11. The appellant is a Municipal Council. It is governed by the provisions of a statute. The matter relating to the appointment of employees as also
the terms and conditions of their services indisputably are governed by the provisions of the relevant Municipal Act and/or the rules framed
thereunder. Furthermore, there is no doubt that the matter relating to the employment in the Municipal Council should be governed by the statutory
provisions and thus such offer of appointment must be made by a person authorised therefor. The agenda in question was placed before the
Executive Council with a view to obtain requisite direction from it wherefor the said letter was written. The reason for such appointment on
contract basis has explicitly been stated therein, namely, that one post was vacant and two employees were on leave and in that view of the matter,
services of a person were immediately required in the Council. Thus, keeping in view the exigency of the situation, the respondent came to be
appointed on the terms and conditions approved by the Municipal Council.

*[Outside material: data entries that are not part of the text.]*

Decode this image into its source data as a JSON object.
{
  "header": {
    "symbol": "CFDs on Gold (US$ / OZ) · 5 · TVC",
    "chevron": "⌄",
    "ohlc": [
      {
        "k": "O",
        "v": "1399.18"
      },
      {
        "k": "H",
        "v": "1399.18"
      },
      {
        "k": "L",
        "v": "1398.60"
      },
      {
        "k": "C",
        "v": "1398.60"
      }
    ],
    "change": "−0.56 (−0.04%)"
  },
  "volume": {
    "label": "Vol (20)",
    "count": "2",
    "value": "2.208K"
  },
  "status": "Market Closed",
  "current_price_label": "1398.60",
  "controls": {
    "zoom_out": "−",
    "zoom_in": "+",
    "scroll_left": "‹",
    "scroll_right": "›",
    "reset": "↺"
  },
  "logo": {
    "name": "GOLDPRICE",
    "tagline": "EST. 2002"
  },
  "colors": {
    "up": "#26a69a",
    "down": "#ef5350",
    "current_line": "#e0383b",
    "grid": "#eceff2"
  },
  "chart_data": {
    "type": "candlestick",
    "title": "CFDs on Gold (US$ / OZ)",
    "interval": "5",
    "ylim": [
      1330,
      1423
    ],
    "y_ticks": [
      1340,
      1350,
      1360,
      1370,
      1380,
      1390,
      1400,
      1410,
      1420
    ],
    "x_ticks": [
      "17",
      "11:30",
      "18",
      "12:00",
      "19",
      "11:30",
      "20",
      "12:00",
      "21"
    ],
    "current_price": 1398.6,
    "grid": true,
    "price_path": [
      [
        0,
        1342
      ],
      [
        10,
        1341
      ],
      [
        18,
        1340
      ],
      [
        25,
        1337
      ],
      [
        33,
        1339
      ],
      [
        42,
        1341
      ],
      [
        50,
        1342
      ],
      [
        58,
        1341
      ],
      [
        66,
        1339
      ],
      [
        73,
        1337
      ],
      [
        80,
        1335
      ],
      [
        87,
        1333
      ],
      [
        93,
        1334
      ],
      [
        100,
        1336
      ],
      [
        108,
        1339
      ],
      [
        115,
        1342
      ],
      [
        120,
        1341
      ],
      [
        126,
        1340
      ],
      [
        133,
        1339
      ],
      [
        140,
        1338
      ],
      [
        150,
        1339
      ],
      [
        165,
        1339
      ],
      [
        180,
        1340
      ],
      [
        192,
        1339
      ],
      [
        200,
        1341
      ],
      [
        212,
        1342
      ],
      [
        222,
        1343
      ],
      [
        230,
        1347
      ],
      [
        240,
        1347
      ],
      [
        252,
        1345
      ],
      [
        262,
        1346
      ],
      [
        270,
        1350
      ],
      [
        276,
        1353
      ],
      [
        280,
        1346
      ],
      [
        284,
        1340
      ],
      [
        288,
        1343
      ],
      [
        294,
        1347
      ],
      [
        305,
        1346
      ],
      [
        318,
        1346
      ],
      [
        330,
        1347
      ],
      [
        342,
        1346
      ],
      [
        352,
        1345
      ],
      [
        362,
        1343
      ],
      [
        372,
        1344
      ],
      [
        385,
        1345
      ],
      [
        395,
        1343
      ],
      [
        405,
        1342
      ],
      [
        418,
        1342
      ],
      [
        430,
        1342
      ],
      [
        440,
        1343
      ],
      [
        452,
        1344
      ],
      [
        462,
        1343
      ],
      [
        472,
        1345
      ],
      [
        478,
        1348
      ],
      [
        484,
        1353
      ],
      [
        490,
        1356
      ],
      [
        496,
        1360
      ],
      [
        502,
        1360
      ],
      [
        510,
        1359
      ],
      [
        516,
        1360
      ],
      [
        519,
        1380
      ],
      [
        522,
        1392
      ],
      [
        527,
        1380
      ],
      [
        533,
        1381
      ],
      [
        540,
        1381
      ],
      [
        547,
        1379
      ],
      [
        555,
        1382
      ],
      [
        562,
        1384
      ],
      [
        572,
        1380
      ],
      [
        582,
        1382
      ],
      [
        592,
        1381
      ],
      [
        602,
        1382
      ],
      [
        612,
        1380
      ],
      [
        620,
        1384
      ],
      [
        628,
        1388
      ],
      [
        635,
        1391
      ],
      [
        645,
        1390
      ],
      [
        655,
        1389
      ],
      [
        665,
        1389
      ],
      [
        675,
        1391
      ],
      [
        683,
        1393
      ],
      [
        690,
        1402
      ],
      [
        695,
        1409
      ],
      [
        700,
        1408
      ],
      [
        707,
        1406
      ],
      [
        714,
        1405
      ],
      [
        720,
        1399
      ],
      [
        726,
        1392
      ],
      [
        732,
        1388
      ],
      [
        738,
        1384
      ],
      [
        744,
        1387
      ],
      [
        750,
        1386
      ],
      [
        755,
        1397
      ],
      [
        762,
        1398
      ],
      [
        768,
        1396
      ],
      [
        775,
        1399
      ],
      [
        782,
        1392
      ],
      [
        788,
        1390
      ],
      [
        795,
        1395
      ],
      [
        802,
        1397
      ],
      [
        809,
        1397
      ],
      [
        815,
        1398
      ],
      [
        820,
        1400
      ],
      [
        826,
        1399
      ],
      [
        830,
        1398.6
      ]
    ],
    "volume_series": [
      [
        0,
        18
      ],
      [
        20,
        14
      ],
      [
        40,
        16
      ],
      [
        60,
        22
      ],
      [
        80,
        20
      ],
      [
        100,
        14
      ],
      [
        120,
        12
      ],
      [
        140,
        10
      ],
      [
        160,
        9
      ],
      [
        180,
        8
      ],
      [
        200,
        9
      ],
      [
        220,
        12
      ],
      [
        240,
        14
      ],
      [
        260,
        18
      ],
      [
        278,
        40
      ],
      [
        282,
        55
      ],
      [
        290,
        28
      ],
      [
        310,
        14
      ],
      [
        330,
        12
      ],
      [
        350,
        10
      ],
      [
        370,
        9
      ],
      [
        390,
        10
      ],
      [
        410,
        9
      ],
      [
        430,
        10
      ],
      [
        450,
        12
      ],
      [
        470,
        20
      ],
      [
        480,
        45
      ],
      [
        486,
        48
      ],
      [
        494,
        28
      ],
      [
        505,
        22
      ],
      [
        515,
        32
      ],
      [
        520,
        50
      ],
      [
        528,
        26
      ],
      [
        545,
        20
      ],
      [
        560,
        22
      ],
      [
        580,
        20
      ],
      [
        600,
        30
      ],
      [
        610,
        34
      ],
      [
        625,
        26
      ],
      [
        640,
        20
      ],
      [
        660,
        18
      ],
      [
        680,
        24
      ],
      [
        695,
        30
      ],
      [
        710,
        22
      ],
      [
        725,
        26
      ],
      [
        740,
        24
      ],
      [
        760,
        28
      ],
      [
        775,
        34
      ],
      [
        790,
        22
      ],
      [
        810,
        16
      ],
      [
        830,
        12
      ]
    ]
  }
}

12. We have noticed hereinbefore that the respondent understood that his appointment would be short-lived. He furthermore understood that his
services could be terminated at any point of time as it was on a contract basis. It is only in that view of the matter, as noticed hereinbefore, that he
affirmed an affidavit stating that the Municipal Council of Samrala could dispense with his services and that they have a right to do so.
9. In the present case, the Management has acted as per the terms of the contract inter se the parties. The Management has terminated the services
of the workman, which was the contract inter se the parties. No exception can be found to the said action. The judgments relied upon by counsel
for the petitioner also are not applicable. In the case of M. Boraiah (supra), the judgment was delivered on 01.11.1983 whereas Section 2(oo)
(bb) was inserted on 18.08.1984 and thus, the said judgment would not be applicable. The case of Ambala Central Co-operative Bank Ltd.
(supra) would also not be applicable as no notice was given to the workman nor any disciplinary proceedings were initiated against him before the
order of termination and there was no enquiry against him. Accordingly, it was in such circumstances, while placing reliance upon M. Boraiah
(supra), it was held that even in a case of probationer, Section 25-F would be applicable. In view of Municipal Council, Samrala (supra), the said
judgment would have no binding precedent. Accordingly, this Court is of the opinion that no fault can be found in the well reasoned order of the
Labour Court and the writ petition is consequently, dismissed.